It was the first major job for the crews of the linked space station and space shuttle Endeavour, and highlighted their first full day together.
"We're here to work," the space station's skipper, Mike Fincke, called down. "This is the can-do crew."
More than 14,000 pounds of gear was stuffed into the 21-foot container that flew up on Endeavour and was hoisted onto the space station. It held an extra toilet, refrigerator and kitchenette, exercise machine and sleeping compartments, and a new recycling system for converting urine into drinking water.
Fincke called it "the goodies ... things needed for an extreme home makeover."
NASA cannot double the number of space station residents from three to six next year until all the equipment — most notably the water recycling system — has been installed and tested. Additional equipment will be launched in February.
Until now, the space station has been a one-kitchen, one-bath, three-bedroom house. That third bedroom is actually a makeshift nook in the U.S. lab. The orbiting outpost is on the verge of becoming a two-kitchen, two-bath, five-bedroom home and will have six full bedrooms in a few more months.
Mission Control burst into applause and cheers after astronaut Don Pettit announced that the hatch had been opened between the station and the cargo container, nicknamed "Leonardo."

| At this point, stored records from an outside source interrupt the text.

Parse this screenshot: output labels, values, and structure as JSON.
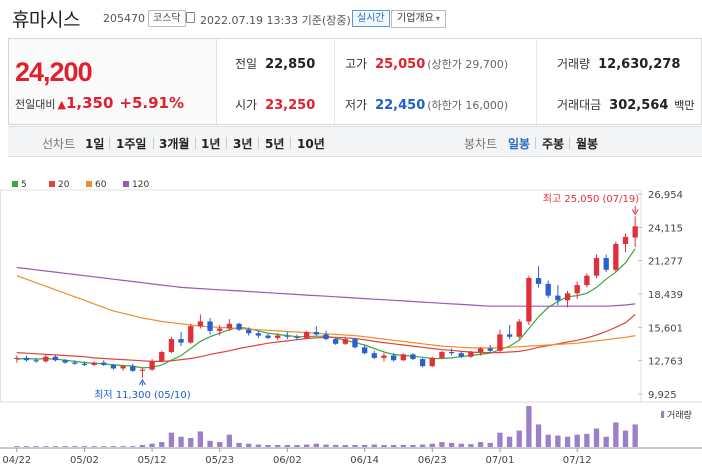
{
  "stock": {
    "name": "휴마시스",
    "code": "205470",
    "market": "코스닥",
    "timestamp": "2022.07.19 13:33 기준(장중)",
    "realtime": "실시간",
    "company_info": "기업개요"
  },
  "price": {
    "current": "24,200",
    "change_label": "전일대비",
    "change_arrow": "▲",
    "change": "1,350",
    "change_pct": "+5.91%"
  },
  "quote": {
    "prev_close_label": "전일",
    "prev_close": "22,850",
    "high_label": "고가",
    "high": "25,050",
    "upper_limit": "(상한가 29,700)",
    "volume_label": "거래량",
    "volume": "12,630,278",
    "open_label": "시가",
    "open": "23,250",
    "low_label": "저가",
    "low": "22,450",
    "lower_limit": "(하한가 16,000)",
    "amount_label": "거래대금",
    "amount": "302,564",
    "amount_unit": "백만"
  },
  "period_bar": {
    "line_label": "선차트",
    "line_periods": [
      "1일",
      "1주일",
      "3개월",
      "1년",
      "3년",
      "5년",
      "10년"
    ],
    "candle_label": "봉차트",
    "candle_periods": [
      "일봉",
      "주봉",
      "월봉"
    ],
    "active_candle": "일봉"
  },
  "chart_data": {
    "type": "candlestick",
    "legend": [
      {
        "name": "5",
        "color": "#3aa83a"
      },
      {
        "name": "20",
        "color": "#e0443c"
      },
      {
        "name": "60",
        "color": "#f08c2c"
      },
      {
        "name": "120",
        "color": "#9b59b6"
      }
    ],
    "y_ticks": [
      "26,954",
      "24,115",
      "21,277",
      "18,439",
      "15,601",
      "12,763",
      "9,925"
    ],
    "ylim": [
      9925,
      26954
    ],
    "x_ticks": [
      "04/22",
      "05/02",
      "05/12",
      "05/23",
      "06/02",
      "06/14",
      "06/23",
      "07/01",
      "07/12"
    ],
    "max_annotation": "최고 25,050 (07/19)",
    "min_annotation": "최저 11,300 (05/10)",
    "volume_label": "거래량",
    "colors": {
      "up": "#e0303c",
      "down": "#2a5fd0",
      "volume": "#9b7fc8"
    },
    "candles": [
      [
        12900,
        13200,
        12600,
        13000
      ],
      [
        13000,
        13200,
        12700,
        12800
      ],
      [
        12800,
        13000,
        12600,
        12700
      ],
      [
        12700,
        13300,
        12600,
        13100
      ],
      [
        13100,
        13200,
        12700,
        12800
      ],
      [
        12800,
        12900,
        12500,
        12600
      ],
      [
        12600,
        12800,
        12400,
        12500
      ],
      [
        12500,
        12700,
        12300,
        12400
      ],
      [
        12400,
        12700,
        12300,
        12600
      ],
      [
        12600,
        12800,
        12300,
        12400
      ],
      [
        12400,
        12500,
        12000,
        12100
      ],
      [
        12100,
        12400,
        11900,
        12300
      ],
      [
        12300,
        12500,
        11800,
        11900
      ],
      [
        11900,
        12200,
        11300,
        12000
      ],
      [
        12000,
        12900,
        11900,
        12700
      ],
      [
        12700,
        13600,
        12600,
        13500
      ],
      [
        13500,
        14800,
        13400,
        14600
      ],
      [
        14600,
        15200,
        14000,
        14300
      ],
      [
        14300,
        15900,
        14200,
        15700
      ],
      [
        15700,
        16700,
        15500,
        16100
      ],
      [
        16100,
        16400,
        15000,
        15300
      ],
      [
        15300,
        15800,
        14900,
        15500
      ],
      [
        15500,
        16300,
        15300,
        15900
      ],
      [
        15900,
        16000,
        15300,
        15400
      ],
      [
        15400,
        15600,
        14900,
        15100
      ],
      [
        15100,
        15300,
        14700,
        14900
      ],
      [
        14900,
        15100,
        14600,
        14700
      ],
      [
        14700,
        15100,
        14500,
        14900
      ],
      [
        14900,
        15200,
        14600,
        14800
      ],
      [
        14800,
        15000,
        14500,
        14700
      ],
      [
        14700,
        15300,
        14600,
        15200
      ],
      [
        15200,
        15700,
        14900,
        15000
      ],
      [
        15000,
        15300,
        14500,
        14600
      ],
      [
        14600,
        14700,
        14100,
        14200
      ],
      [
        14200,
        14800,
        14100,
        14600
      ],
      [
        14600,
        14700,
        13800,
        13900
      ],
      [
        13900,
        14100,
        13300,
        13400
      ],
      [
        13400,
        13600,
        12900,
        13000
      ],
      [
        13000,
        13400,
        12700,
        13200
      ],
      [
        13200,
        13400,
        12700,
        12800
      ],
      [
        12800,
        13400,
        12700,
        13300
      ],
      [
        13300,
        13400,
        12800,
        12900
      ],
      [
        12900,
        13000,
        12200,
        12300
      ],
      [
        12300,
        13100,
        12200,
        13000
      ],
      [
        13000,
        13600,
        12900,
        13500
      ],
      [
        13500,
        13800,
        13200,
        13400
      ],
      [
        13400,
        13500,
        13000,
        13100
      ],
      [
        13100,
        13600,
        13000,
        13500
      ],
      [
        13500,
        13900,
        13200,
        13800
      ],
      [
        13800,
        14100,
        13400,
        13600
      ],
      [
        13600,
        15400,
        13500,
        15000
      ],
      [
        15000,
        15800,
        14600,
        14800
      ],
      [
        14800,
        16300,
        14600,
        16100
      ],
      [
        16100,
        20000,
        15800,
        19800
      ],
      [
        19800,
        20800,
        19000,
        19300
      ],
      [
        19300,
        19600,
        18100,
        18300
      ],
      [
        18300,
        19200,
        17500,
        17900
      ],
      [
        17900,
        18700,
        17300,
        18500
      ],
      [
        18500,
        19500,
        18000,
        19200
      ],
      [
        19200,
        20200,
        19000,
        20000
      ],
      [
        20000,
        21800,
        19800,
        21500
      ],
      [
        21500,
        21800,
        20300,
        20500
      ],
      [
        20500,
        22900,
        20300,
        22700
      ],
      [
        22700,
        23600,
        22000,
        23300
      ],
      [
        23250,
        25050,
        22450,
        24200
      ]
    ],
    "volumes": [
      0.02,
      0.02,
      0.02,
      0.02,
      0.02,
      0.02,
      0.02,
      0.02,
      0.02,
      0.02,
      0.02,
      0.02,
      0.02,
      0.05,
      0.08,
      0.12,
      0.35,
      0.25,
      0.22,
      0.38,
      0.15,
      0.12,
      0.3,
      0.1,
      0.08,
      0.06,
      0.05,
      0.05,
      0.05,
      0.05,
      0.06,
      0.08,
      0.06,
      0.05,
      0.05,
      0.05,
      0.05,
      0.06,
      0.05,
      0.05,
      0.05,
      0.05,
      0.06,
      0.08,
      0.12,
      0.1,
      0.08,
      0.07,
      0.12,
      0.1,
      0.35,
      0.25,
      0.4,
      1.0,
      0.55,
      0.3,
      0.28,
      0.25,
      0.3,
      0.32,
      0.45,
      0.25,
      0.6,
      0.4,
      0.55
    ],
    "ma_series": [
      {
        "name": "5",
        "color": "#3aa83a",
        "values": [
          12900,
          12950,
          12900,
          12950,
          12900,
          12800,
          12700,
          12600,
          12550,
          12500,
          12400,
          12350,
          12300,
          12150,
          12200,
          12400,
          12800,
          13200,
          13800,
          14400,
          14800,
          15100,
          15400,
          15600,
          15500,
          15300,
          15100,
          15000,
          14900,
          14800,
          14800,
          14850,
          14850,
          14700,
          14500,
          14300,
          14100,
          13800,
          13500,
          13300,
          13200,
          13150,
          13050,
          12950,
          12950,
          13000,
          13100,
          13200,
          13300,
          13400,
          13700,
          14000,
          14500,
          15500,
          16500,
          17300,
          17800,
          18200,
          18300,
          18500,
          19000,
          19700,
          20300,
          21100,
          22300
        ]
      },
      {
        "name": "20",
        "color": "#e0443c",
        "values": [
          13450,
          13400,
          13350,
          13300,
          13250,
          13200,
          13150,
          13100,
          13000,
          12950,
          12900,
          12850,
          12800,
          12750,
          12700,
          12700,
          12750,
          12850,
          12950,
          13100,
          13300,
          13450,
          13600,
          13800,
          13950,
          14100,
          14250,
          14350,
          14450,
          14550,
          14650,
          14700,
          14750,
          14750,
          14700,
          14650,
          14550,
          14400,
          14300,
          14200,
          14100,
          14000,
          13900,
          13800,
          13700,
          13650,
          13550,
          13500,
          13450,
          13450,
          13450,
          13500,
          13550,
          13700,
          13900,
          14050,
          14200,
          14350,
          14500,
          14700,
          14950,
          15250,
          15600,
          16000,
          16700
        ]
      },
      {
        "name": "60",
        "color": "#f08c2c",
        "values": [
          20000,
          19700,
          19400,
          19100,
          18800,
          18500,
          18200,
          17900,
          17600,
          17300,
          17000,
          16800,
          16600,
          16400,
          16250,
          16100,
          16000,
          15900,
          15800,
          15700,
          15650,
          15600,
          15550,
          15500,
          15450,
          15400,
          15350,
          15300,
          15250,
          15200,
          15150,
          15100,
          15050,
          15000,
          14950,
          14900,
          14800,
          14700,
          14600,
          14500,
          14400,
          14300,
          14200,
          14100,
          14000,
          13950,
          13900,
          13850,
          13850,
          13850,
          13850,
          13900,
          13950,
          14000,
          14050,
          14100,
          14150,
          14200,
          14250,
          14350,
          14450,
          14550,
          14650,
          14750,
          14900
        ]
      },
      {
        "name": "120",
        "color": "#9b59b6",
        "values": [
          20700,
          20600,
          20500,
          20400,
          20300,
          20200,
          20100,
          20000,
          19900,
          19800,
          19700,
          19600,
          19500,
          19400,
          19300,
          19200,
          19100,
          19000,
          18950,
          18900,
          18850,
          18800,
          18750,
          18700,
          18650,
          18600,
          18550,
          18500,
          18450,
          18400,
          18350,
          18300,
          18250,
          18200,
          18150,
          18100,
          18050,
          18000,
          17950,
          17900,
          17850,
          17800,
          17750,
          17700,
          17650,
          17600,
          17550,
          17500,
          17450,
          17400,
          17400,
          17400,
          17400,
          17400,
          17400,
          17400,
          17400,
          17400,
          17400,
          17400,
          17400,
          17400,
          17450,
          17500,
          17600
        ]
      }
    ]
  }
}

"We're very proud to announce that Leonardo made it aboard the space station safely," Pettit said. "The hatch is open and no damage or anything is noted ... It looks beautiful."
Astronaut Sandra Magnus — the newest space station resident — spent Monday getting used to her new home. She flew up on Endeavour and promptly traded places with Gregory Chamitoff, who's headed home after a six-month mission. Magnus will spend 3 1/2 months on board.
Besides being moving day for the 10 space travelers, Monday involved gearing up for the first of four planned spacewalks.
On Tuesday, two of the shuttle crew will venture outside and begin the most complicated cleaning and lube job ever attempted in orbit. One of two massive joints that turn the space station's solar wings toward the sun has been jammed for more than a year; it's clogged with metal grit from grinding parts. They'll also squirt some grease onto the joint that's working fine, to prevent any future hang-ups. The work will fill up all four spacewalks.
"We have a little cleaning and greasing to do," said astronaut Stephen Bowen, who will step out Tuesday. The objective is to make the joint "come back to life," he said.
On Monday evening, the chairman of the mission management team, LeRoy Cain, reported that Endeavour's thermal shielding looked solid and that only a bit more analysis remained before being able to clear the shuttle for the ride home. Engineers have been poring over photos from Friday night's launch and Sunday's rendezvous with the space station, and data collected from the wing and nose cap inspections to ensure the shuttle sustained no serious damage.
Endeavour and its crew of seven will remain at the space station until at least Thanksgiving.